今週のBitcoin CoreC-LightningEclairLNDRust-Lightninglibsecp256k1Hardware Wallet Interface (HWI)Rust BitcoinBTCPay ServerBDKBitcoin Improvement Proposals(BIP)、および Lightning BOLTsの注目すべき変更点。

  • Bitcoin Core #23155は、dumptxoutset RPCを拡張し、 chainstateスナップショット(UTXOセット)のハッシュと、その時点までのチェーン全体のトランザクション数を追加しました。 この情報をchainstateと一緒に公開することで、他の人がgettxoutsetinfoRPCを使って検証することができ、 提案されているassumeUTXOを使ったノードのブートストラップで利用できます。

  • Bitcoin Core #22513では、walletprocesspsbtPSBTをファイナライズせずに署名できるようになりました。 これは複雑なScriptの場合に、例えば、署名者にアリスのみを必要とするフォールバックScriptと、 アリスを含む複数の署名者を必要とする通常のScriptの2つのパスを持つTapscriptでは、この機能が便利です。 アリスが署名する場合、フォールバックScriptのパスでPSBTのファイナライズを遅らせ、 代わりにアリスの署名を含むPSBTを構成し、PSBTを他の署名者に渡して彼らが署名するのを待つのが最善です。 このシナリオでは、すべての署名が作成された後で最終的なパスが決定されます。

  • C-Lightning #4921では、onionメッセージの実装を、 ルート・ブラインディングonionメッセージの仕様の最新の更新に合わせて更新しています。

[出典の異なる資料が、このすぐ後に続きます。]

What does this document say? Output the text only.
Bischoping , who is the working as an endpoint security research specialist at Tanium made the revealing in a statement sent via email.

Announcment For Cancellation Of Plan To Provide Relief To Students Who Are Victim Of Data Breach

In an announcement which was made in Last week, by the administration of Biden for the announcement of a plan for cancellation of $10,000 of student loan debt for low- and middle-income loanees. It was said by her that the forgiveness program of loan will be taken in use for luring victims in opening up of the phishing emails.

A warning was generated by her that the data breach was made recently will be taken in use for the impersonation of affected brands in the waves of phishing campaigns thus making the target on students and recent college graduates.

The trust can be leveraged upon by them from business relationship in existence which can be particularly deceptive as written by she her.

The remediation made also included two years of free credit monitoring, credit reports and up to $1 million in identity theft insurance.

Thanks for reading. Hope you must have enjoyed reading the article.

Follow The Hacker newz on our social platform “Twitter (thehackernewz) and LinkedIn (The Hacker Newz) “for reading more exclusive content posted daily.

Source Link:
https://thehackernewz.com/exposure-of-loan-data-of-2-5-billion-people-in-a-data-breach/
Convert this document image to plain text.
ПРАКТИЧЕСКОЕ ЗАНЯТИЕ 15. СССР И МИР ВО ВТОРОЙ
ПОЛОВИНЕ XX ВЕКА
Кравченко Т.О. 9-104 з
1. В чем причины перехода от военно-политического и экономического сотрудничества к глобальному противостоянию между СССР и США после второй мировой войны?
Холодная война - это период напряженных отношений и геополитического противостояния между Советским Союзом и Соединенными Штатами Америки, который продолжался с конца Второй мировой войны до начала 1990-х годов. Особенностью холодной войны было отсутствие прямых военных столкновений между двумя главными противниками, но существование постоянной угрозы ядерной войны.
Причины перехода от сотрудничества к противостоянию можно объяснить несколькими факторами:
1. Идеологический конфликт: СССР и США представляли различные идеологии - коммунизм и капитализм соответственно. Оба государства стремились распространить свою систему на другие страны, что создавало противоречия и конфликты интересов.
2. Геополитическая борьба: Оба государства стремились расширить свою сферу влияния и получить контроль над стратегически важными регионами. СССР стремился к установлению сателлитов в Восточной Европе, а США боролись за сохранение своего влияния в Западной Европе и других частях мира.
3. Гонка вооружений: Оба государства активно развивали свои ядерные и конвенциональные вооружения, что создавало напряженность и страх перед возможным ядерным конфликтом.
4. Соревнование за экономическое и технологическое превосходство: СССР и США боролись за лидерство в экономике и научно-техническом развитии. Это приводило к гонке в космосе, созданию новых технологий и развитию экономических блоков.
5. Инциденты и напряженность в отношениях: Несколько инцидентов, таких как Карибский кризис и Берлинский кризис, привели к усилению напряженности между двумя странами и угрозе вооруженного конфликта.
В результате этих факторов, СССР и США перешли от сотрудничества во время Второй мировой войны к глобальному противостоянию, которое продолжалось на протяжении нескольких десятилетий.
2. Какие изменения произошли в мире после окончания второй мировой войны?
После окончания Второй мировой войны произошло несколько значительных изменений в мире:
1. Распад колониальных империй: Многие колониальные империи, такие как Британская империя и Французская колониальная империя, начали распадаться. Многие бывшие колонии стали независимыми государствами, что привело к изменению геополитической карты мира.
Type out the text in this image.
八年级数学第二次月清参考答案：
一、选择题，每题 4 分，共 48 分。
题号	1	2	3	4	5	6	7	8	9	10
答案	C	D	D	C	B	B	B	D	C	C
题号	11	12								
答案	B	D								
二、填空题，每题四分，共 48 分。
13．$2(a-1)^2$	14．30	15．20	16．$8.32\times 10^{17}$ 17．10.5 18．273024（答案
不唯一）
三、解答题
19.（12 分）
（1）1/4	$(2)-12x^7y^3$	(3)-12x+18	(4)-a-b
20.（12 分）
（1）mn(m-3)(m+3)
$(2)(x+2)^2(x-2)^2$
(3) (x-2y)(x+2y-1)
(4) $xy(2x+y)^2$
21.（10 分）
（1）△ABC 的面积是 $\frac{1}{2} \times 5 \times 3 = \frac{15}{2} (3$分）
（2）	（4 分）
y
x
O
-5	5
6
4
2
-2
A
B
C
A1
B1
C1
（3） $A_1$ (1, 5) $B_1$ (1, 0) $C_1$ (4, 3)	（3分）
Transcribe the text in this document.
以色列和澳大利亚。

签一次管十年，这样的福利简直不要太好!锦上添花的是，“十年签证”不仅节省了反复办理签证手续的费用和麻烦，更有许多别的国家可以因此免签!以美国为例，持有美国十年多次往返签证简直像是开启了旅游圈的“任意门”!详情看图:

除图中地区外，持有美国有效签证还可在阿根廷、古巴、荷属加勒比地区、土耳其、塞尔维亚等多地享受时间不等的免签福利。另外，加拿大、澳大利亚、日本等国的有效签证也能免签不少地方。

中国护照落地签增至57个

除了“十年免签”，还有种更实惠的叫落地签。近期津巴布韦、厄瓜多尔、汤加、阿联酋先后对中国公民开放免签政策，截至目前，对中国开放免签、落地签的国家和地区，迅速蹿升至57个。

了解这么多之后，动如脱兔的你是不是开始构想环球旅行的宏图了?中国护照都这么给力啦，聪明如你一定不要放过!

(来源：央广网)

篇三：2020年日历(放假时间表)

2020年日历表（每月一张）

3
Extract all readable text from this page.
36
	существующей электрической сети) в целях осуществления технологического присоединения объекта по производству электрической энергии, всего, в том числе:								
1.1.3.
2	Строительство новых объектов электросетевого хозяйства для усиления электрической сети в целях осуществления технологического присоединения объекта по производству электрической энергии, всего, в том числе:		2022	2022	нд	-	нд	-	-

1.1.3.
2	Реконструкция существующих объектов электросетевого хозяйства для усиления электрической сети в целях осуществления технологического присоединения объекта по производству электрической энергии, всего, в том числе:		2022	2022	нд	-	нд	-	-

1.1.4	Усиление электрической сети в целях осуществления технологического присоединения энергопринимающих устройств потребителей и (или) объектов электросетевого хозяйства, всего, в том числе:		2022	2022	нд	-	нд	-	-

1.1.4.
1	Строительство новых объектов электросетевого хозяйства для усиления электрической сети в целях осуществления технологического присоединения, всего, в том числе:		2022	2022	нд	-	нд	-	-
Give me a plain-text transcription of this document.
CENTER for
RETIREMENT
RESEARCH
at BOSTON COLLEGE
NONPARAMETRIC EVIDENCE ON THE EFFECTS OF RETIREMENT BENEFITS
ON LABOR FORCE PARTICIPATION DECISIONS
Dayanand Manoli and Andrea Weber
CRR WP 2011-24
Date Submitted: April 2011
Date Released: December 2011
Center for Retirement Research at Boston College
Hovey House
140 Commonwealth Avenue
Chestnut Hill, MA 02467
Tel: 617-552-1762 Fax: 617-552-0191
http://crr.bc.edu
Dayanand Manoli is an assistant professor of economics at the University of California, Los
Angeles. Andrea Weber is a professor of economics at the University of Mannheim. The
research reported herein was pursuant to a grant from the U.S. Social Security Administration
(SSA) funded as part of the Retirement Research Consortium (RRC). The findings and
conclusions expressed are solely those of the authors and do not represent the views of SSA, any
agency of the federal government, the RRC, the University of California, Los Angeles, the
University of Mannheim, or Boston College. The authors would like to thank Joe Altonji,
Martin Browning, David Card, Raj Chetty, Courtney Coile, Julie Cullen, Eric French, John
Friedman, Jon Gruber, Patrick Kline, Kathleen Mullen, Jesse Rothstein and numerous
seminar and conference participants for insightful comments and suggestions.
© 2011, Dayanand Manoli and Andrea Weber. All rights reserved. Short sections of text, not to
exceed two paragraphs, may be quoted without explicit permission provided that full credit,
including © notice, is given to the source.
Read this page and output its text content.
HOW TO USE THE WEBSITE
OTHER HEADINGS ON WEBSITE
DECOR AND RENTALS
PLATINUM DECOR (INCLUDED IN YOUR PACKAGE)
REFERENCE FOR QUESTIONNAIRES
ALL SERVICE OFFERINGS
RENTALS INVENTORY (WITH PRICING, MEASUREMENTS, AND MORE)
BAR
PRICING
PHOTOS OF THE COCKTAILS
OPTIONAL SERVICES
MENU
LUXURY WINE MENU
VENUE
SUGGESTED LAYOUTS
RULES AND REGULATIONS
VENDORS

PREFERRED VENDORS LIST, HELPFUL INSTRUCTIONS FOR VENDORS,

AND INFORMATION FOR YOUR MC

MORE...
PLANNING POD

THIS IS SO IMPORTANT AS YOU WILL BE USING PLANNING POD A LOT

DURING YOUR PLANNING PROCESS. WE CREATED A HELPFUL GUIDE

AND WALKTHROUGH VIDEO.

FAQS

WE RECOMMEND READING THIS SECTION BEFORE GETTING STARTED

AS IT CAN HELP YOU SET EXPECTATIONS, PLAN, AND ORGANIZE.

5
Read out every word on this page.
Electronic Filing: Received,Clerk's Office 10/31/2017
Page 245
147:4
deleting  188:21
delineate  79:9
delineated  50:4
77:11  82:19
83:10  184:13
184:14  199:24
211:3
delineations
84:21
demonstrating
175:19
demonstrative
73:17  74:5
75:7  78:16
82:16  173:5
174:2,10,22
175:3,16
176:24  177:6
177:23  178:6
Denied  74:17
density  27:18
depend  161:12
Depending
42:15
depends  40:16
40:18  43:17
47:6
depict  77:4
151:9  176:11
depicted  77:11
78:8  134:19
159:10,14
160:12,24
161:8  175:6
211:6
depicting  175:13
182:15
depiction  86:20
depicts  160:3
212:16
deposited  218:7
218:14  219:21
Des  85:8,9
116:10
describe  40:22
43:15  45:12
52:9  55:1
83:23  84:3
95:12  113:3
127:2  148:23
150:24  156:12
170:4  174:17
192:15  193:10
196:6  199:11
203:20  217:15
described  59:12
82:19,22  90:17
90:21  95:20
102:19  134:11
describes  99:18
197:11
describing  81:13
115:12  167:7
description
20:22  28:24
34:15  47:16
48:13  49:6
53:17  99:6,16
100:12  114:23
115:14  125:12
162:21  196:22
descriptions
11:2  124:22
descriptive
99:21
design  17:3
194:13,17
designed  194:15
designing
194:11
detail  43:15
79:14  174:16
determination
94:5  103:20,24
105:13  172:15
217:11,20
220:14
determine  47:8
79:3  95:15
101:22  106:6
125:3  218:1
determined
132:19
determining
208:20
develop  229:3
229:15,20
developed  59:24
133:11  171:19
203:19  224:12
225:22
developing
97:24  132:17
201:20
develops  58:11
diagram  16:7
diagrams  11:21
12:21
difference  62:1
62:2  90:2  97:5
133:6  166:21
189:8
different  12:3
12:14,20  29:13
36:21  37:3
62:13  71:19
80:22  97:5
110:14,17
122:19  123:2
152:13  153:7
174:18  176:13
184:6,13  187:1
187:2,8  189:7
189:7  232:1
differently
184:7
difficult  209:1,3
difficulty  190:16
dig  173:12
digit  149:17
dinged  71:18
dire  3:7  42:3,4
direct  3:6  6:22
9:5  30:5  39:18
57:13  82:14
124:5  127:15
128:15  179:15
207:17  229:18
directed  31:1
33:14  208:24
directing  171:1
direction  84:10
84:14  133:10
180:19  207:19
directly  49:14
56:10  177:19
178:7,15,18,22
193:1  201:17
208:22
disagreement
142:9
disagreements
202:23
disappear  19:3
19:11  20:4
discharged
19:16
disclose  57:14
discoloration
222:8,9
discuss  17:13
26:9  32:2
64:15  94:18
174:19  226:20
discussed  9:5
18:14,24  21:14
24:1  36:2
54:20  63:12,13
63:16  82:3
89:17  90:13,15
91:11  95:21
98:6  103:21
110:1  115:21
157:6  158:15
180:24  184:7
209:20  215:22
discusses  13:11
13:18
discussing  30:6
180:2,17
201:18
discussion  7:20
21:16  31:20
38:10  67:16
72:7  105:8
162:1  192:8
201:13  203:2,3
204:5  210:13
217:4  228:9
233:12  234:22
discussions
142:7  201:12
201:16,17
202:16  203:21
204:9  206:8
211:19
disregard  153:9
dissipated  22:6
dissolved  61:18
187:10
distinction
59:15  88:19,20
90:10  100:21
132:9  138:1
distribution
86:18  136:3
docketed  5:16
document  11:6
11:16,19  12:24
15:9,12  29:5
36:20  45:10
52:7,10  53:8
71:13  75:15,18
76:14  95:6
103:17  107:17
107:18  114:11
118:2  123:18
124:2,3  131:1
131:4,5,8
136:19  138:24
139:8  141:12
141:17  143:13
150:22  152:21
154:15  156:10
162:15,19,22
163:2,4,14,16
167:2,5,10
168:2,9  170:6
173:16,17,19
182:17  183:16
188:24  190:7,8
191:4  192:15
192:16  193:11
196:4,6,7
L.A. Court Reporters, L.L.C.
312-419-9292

  • C-Lightning #4829では、BOLTs #911で提案されているLNプロトコルの変更に対する 実験的なサポートを追加しています。これにより、 ノードはIPアドレスやTorのオニオンサービスアドレスに代わってDNSアドレスを配信できます。

  • Eclair #2061では、onionメッセージの初期サポートを追加しています。 ユーザーは、onionメッセージをリレーするためにoption_onion_messages機能を有効にすることができ、 sendonionmessage RPCを使ってonionメッセージを送信できます。 受信したonionメッセージの処理とルート・ブラインディングはまだ実装されていません。

  • Eclair #2073では、BOLTs #906のドラフトで定義されているオプションのチャネルタイプを調整する feature bitのサポートを追加しています。 これは先週のLNDによる同じドラフト機能の実装に対応しています。

  • Rust-Lightning #1163では、リモートパーティがdust limit以下のチャネル・リザーブを設定できるようになりました。 ゼロにすることも可能です。最悪の場合、これによりローカルノードは、 完全にキャパシティを使用済みのチャネルからコストをかけずに資金を盗もうと試みることが可能になります。 ただし、リモートパーティがチャネルを監視している場合、そのような試行は失敗します。 デフォルトでは、ほとんどのリモートノードは適切なチャネル・リザーブを設定することで、 このような試みを阻止しますが、一部のLightningサービスプロバイダー(LSP)は、 ユーザーにより良い体験を提供するために(チャネル内の資金を100%使用できるように)、 チャネルリザーブを低くしたりゼロにするのに使用します。 リモートノードのみがリスクを取るため、ローカルノードがそのようなチャネルを受け入れることに問題はありません。